When adding or editing Cypher run against Kuzu (for example in kuzu_queries.py, mcp_v2.py, or any KuzuGraph._rows caller):

  • Do not filter relationship types with label(e) IN $list or label(e) IN ["A","B"] in WHERE. On supported versions this can be ignored or wrong; prefer OR of scalar equalities (label(e) = $p OR label(e) = $q …) with bound parameters, after validating labels against an allowlist (see neighbors_v2 in mcp_v2.py).
  • Typed union patterns like -[e:CALLS|HTTP_CALLS]-> are only safe if every column you RETURN from e exists on all of those relationship types in the graph schema. Otherwise prefer untyped [e] plus explicit label filtering, or split queries.

Validate

  • .venv/bin/ruff check . — fix or justify warnings.
  • .venv/bin/python -m pytest tests -v — must pass without JAVA_CODEBASE_RAG_RUN_HEAVY. Expect skips only where tests document env gating (see tests/README.md). Each plan may add tests; match the active plan if it cites a count.
  • Exception for isolated automation workflow changes: if edits are limited to automation/cursor_propose_only/** (plus optional docs references to that workflow), targeted validation is enough:
    • .venv/bin/ruff check .
    • .venv/bin/python -m pytest automation/cursor_propose_only/tests -q
  • For schema or ranking work, also run with JAVA_CODEBASE_RAG_RUN_HEAVY=1 locally (slow; downloads models).
  • For graph builder changes, also rebuild a fixture and inspect java-codebase-rag meta (or GraphMetaOutput from the same helper) to confirm new counters wire up:
    rm -rf /tmp/check && .venv/bin/python build_ast_graph.py \
      --source-root tests/bank-chat-system \
      --kuzu-path /tmp/check/code_graph.kuzu --verbose

Commit and PR

  • Branch from master. Branch names:
    • cursor/<topic> — cursor-agent work
    • feat/<topic> — landed-feature work (e.g. feat/b2b-http-async-edges)
    • plan/<name> — in-progress plan / propose drafts
    • chore/<topic> — repo hygiene (docs, tooling, deps)
  • Commit messages: present tense, imperative, lowercase first word, matching existing style (e.g. fixed call graph review D6, applied fixes for call graph layer).
  • One logical change per commit when feasible.
  • Always open a PR; never push directly to master.
  • PR body should reference any propose / plan it implements, list user-visible behaviour changes, and call out reindex / env-var / ontology bumps explicitly.

Don't

  • Don't run gh auth status or otherwise inspect credentials.
  • Don't widen the public surface "just in case" — every new tool, env var, or schema column adds a re-index burden on users.
  • Don't special-case the tests/bank-chat-system/ fixture in production code. If a test needs it, the test is wrong (see tests/README.md).
  • Don't tighten loose test assertions (>= 1, len(...) >= N, key in result) into exact counts to chase a number — they are intentionally loose.
  • Don't add a hard dependency on cocoindex outside java_index_flow_lancedb.py / the java-codebase-rag lifecycle (init / increment / reprocess / erase) path.

Cursor Cloud specific instructions

This is a self-contained Python project — no external services (no Postgres, Kafka, Docker) are needed.
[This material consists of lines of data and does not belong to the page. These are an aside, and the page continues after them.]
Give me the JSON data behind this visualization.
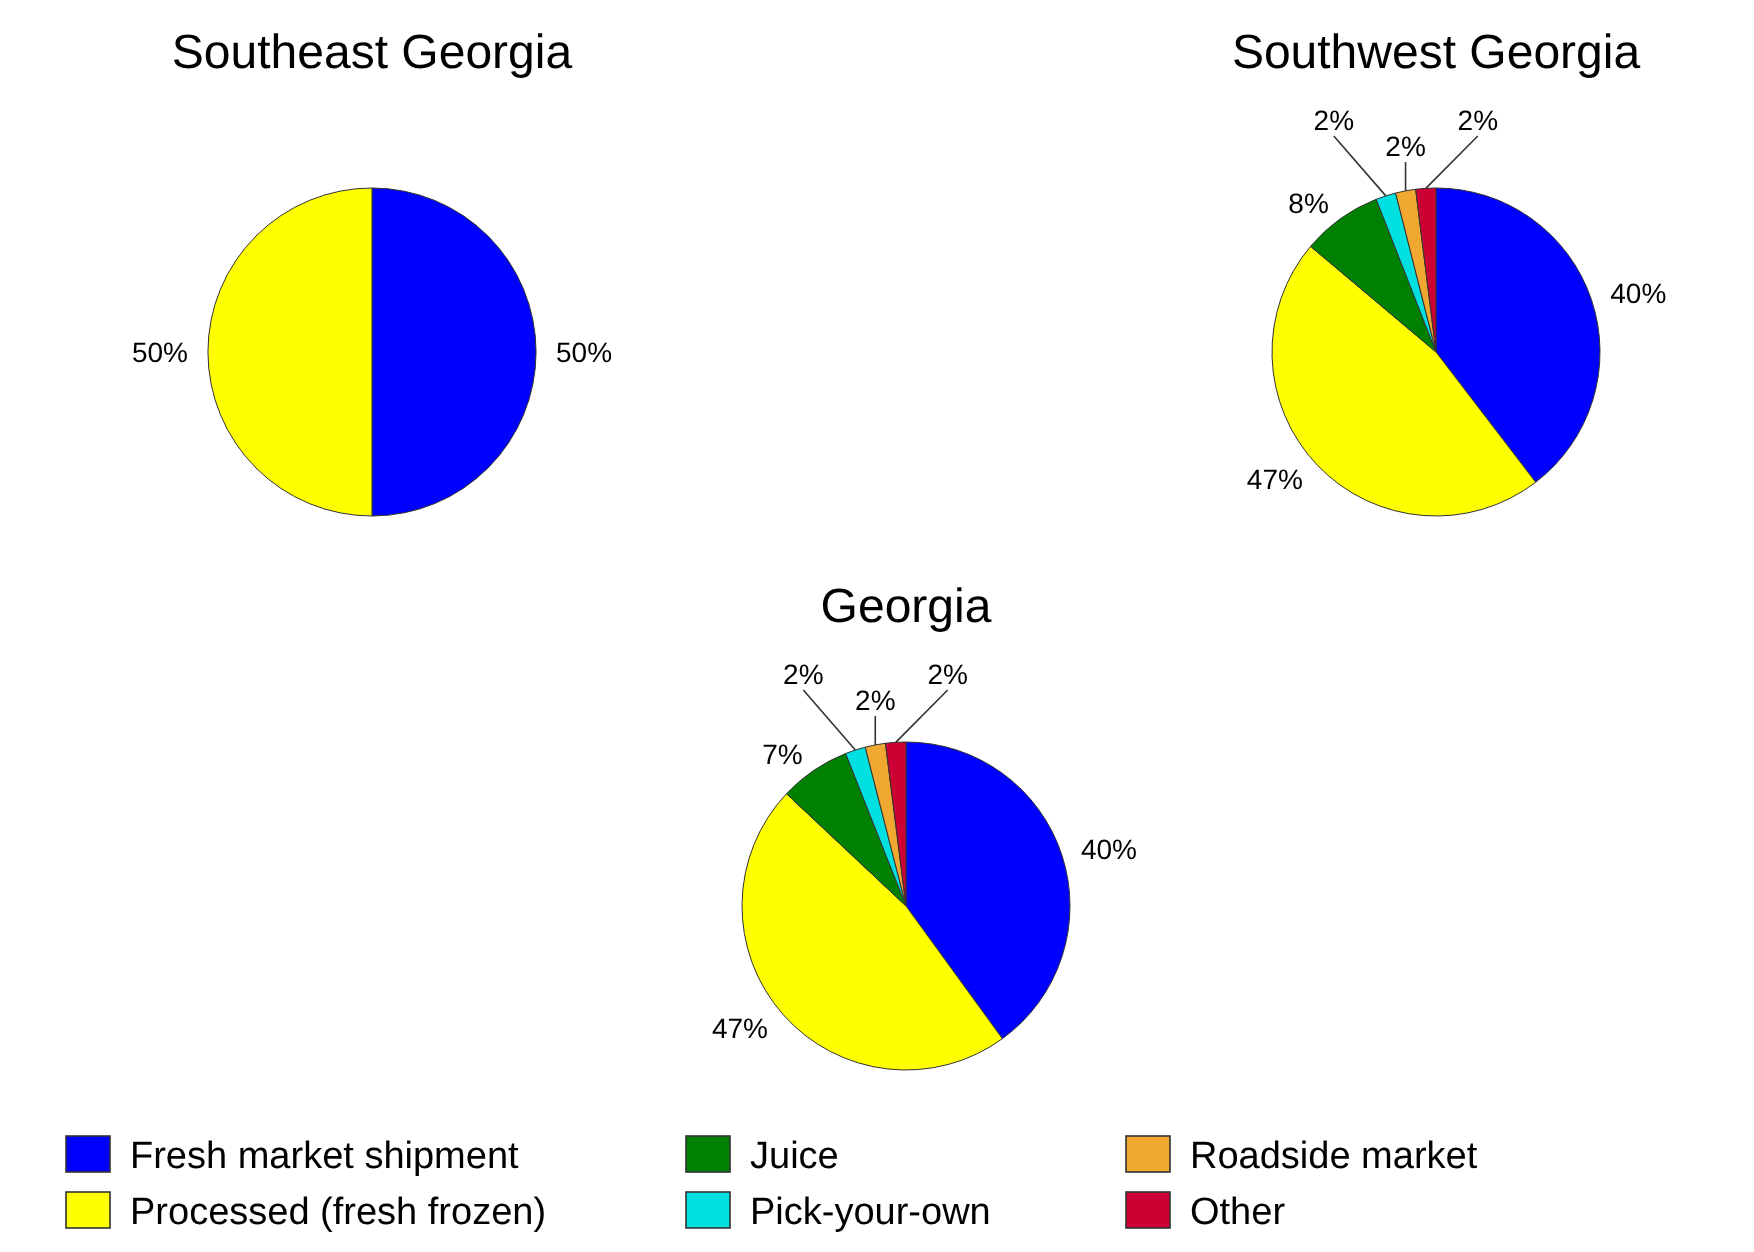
{
  "chart_data": [
    {
      "type": "pie",
      "title": "Southeast Georgia",
      "categories": [
        null,
        null
      ],
      "values": [
        50,
        50
      ],
      "colors": [
        "#0000ff",
        "#ffff00"
      ],
      "value_labels": [
        "50%",
        "50%"
      ]
    },
    {
      "type": "pie",
      "title": "Southwest Georgia",
      "categories": [
        null,
        null,
        null,
        null,
        null,
        null
      ],
      "values": [
        40,
        47,
        8,
        2,
        2,
        2
      ],
      "colors": [
        "#0000ff",
        "#ffff00",
        "#008000",
        "#00e0e0",
        "#f0a830",
        "#cc0033"
      ],
      "value_labels": [
        "40%",
        "47%",
        "8%",
        "2%",
        "2%",
        "2%"
      ]
    },
    {
      "type": "pie",
      "title": "Georgia",
      "categories": [
        "Fresh market shipment",
        "Processed (fresh frozen)",
        "Juice",
        "Pick-your-own",
        "Roadside market",
        "Other"
      ],
      "values": [
        40,
        47,
        7,
        2,
        2,
        2
      ],
      "colors": [
        "#0000ff",
        "#ffff00",
        "#008000",
        "#00e0e0",
        "#f0a830",
        "#cc0033"
      ],
      "value_labels": [
        "40%",
        "47%",
        "7%",
        "2%",
        "2%",
        "2%"
      ],
      "legend": "bottom"
    }
  ]
}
All storage (Kuzu, LanceDB, CocoIndex state) is embedded/file-based.

Environment

  • Python 3.11+ with .venv at repo root. The update script creates the venv and installs deps if missing.
  • .venv/bin must be on PATH for CLI tests (test_java_codebase_rag_cli.py uses shutil.which("java-codebase-rag")). The update script handles this via ~/.bashrc.
  • The package must be installed in editable mode (pip install -e .) so the java-codebase-rag CLI entry point is registered. The update script handles this.

Running checks

.venv/bin/ruff check .
.venv/bin/python -m pytest tests -v

Heavy (CocoIndex + LanceDB e2e) tests are gated behind JAVA_CODEBASE_RAG_RUN_HEAVY=1 and download the embedding model on first run. They are not required for normal development.

Hello-world verification

Build the Kuzu graph from the test fixture and inspect it:

rm -rf /tmp/check && .venv/bin/python build_ast_graph.py \
  --source-root tests/bank-chat-system \
  --kuzu-path /tmp/check/code_graph.kuzu --verbose
.venv/bin/java-codebase-rag meta \
  --source-root tests/bank-chat-system --index-dir /tmp/check

The MCP server (server.py) is stdio-based and is not started as a long-running dev server — it is invoked by MCP hosts (Claude Desktop, Claude Code) directly.